During hurricane Wilma in 2005 we used nearly 30 gallons of fuel in the generator as we did not have power for nearly two weeks when I lived in south Florida.

The propane is used on my grill and travel trailer, propane is good forever, its the containers that fail (or need to be re-certified.)


----------



## Canadian (Dec 14, 2008)

I need to get a siphon so I can refuel from other vehicles in emergency situations.


----------



## northernontario (Oct 29, 2008)

Canadian said:


> I need to get a siphon so I can refuel from other vehicles in emergency situations.


Generally speaking... you can't. 

Most cars have some sort of ball or float valve somewhere in the fill line. It's as simple as a round sealing surface, and a plastic ping-pong ball. The idea is, if the car rolls over, the ball seats in the sealing surface, and fuel doesn't leak out (very quickly anyways). It also does a great job of preventing siphoning. Trust me, I've tried it on a couple cars I've owned at one time or another to remove old gas. You will have a hell of a time getting just a piece of hose down into the tank, let alone trying to fit one with that siphon starter in there.

Much easier to find a primary fuel line (assuming the main pump isn't in the tank... which it is on most cars nowadays), cut the main line, and drain that way.

Even easier than that... screwdriver (you really should use a brass punch for this... brass = no sparks when struck against steel) through the bottom of a tank, wide pan (like an oil drain pan) to catch the fuel.

If you know the vehicles you're planning on siphoning from, you may be able to teach yourself ahead of time how to drain the fuel out. On my older Audi's and VW's, this can be accomplished by removing the fuel feed line in the engine bay, running that line with some hose into a gas tank, then putting a jumper on the fuel pump so that the pump runs constantly until the tank is dry.

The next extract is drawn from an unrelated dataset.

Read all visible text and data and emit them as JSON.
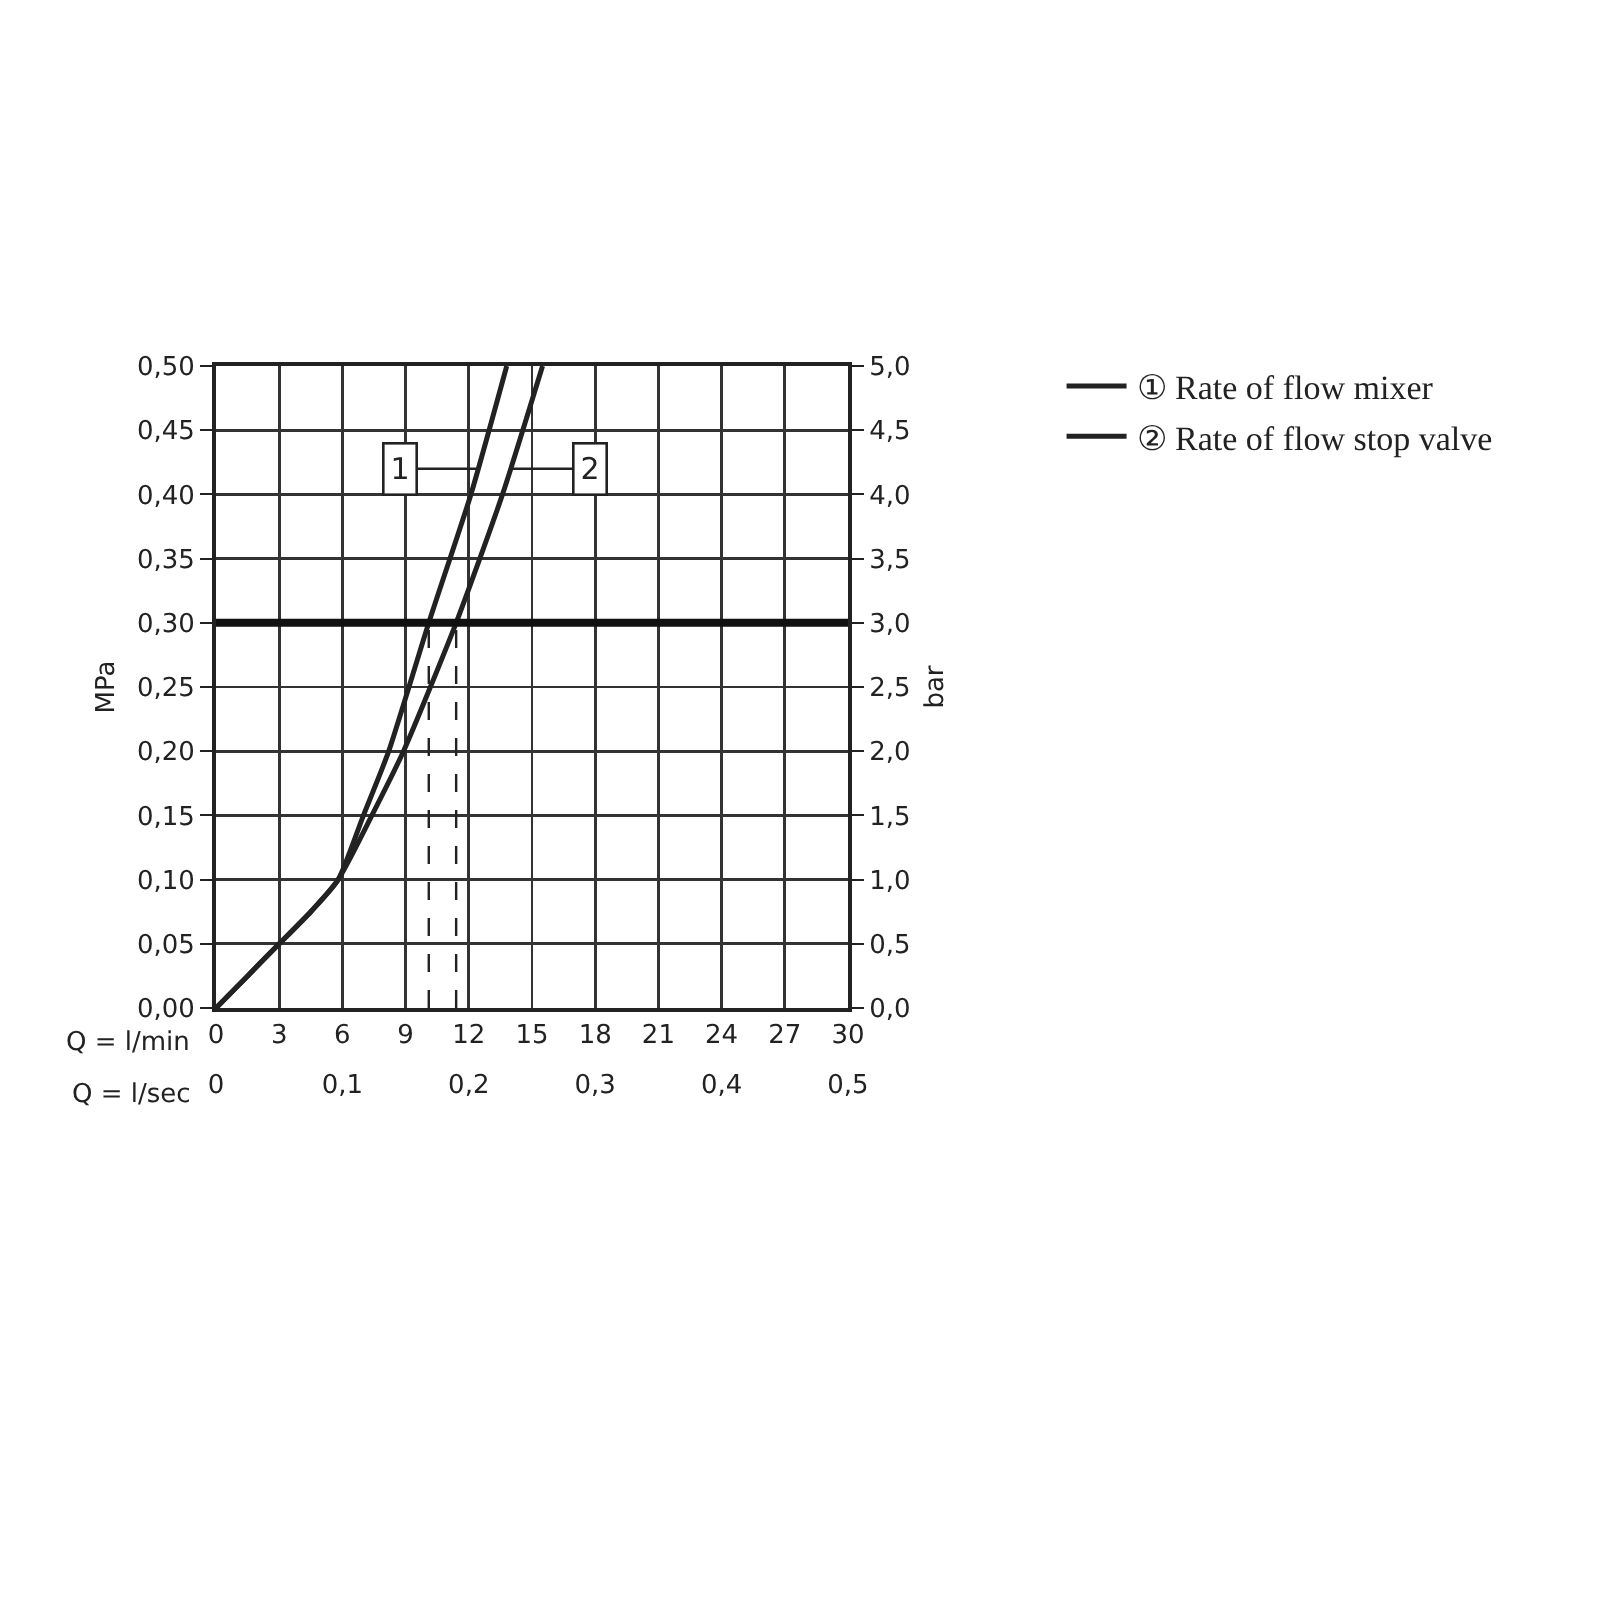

But... that takes time, experience with the vehicle, and access to the engine bay and relay panel. Sometimes it's just easier to punch a hole in the tank. Or if your tank is gravity feed to an external pump... pulling the main line off the fuel pump and gravity-draining the tank.


----------



## Viking (Mar 16, 2009)

Sta-Bil seems to work pretty good. I have had fuel stored for three years that didn't have a bit of varnish smell to it and when I've used it on a few engines that were a little hard to start, it ran very good. Generally I try to refresh fuel by using the oldest. If you want alcohol free fuel, racing fuel is available at some bulk suppliers. I have a friend that buys this kind of fuel for his older outboard Mercury and some people use it in chain saws, also small airports have it but usually they are more expensive.


----------



## youpock (Oct 20, 2009)

"Don't swallow harmful liquids"


----------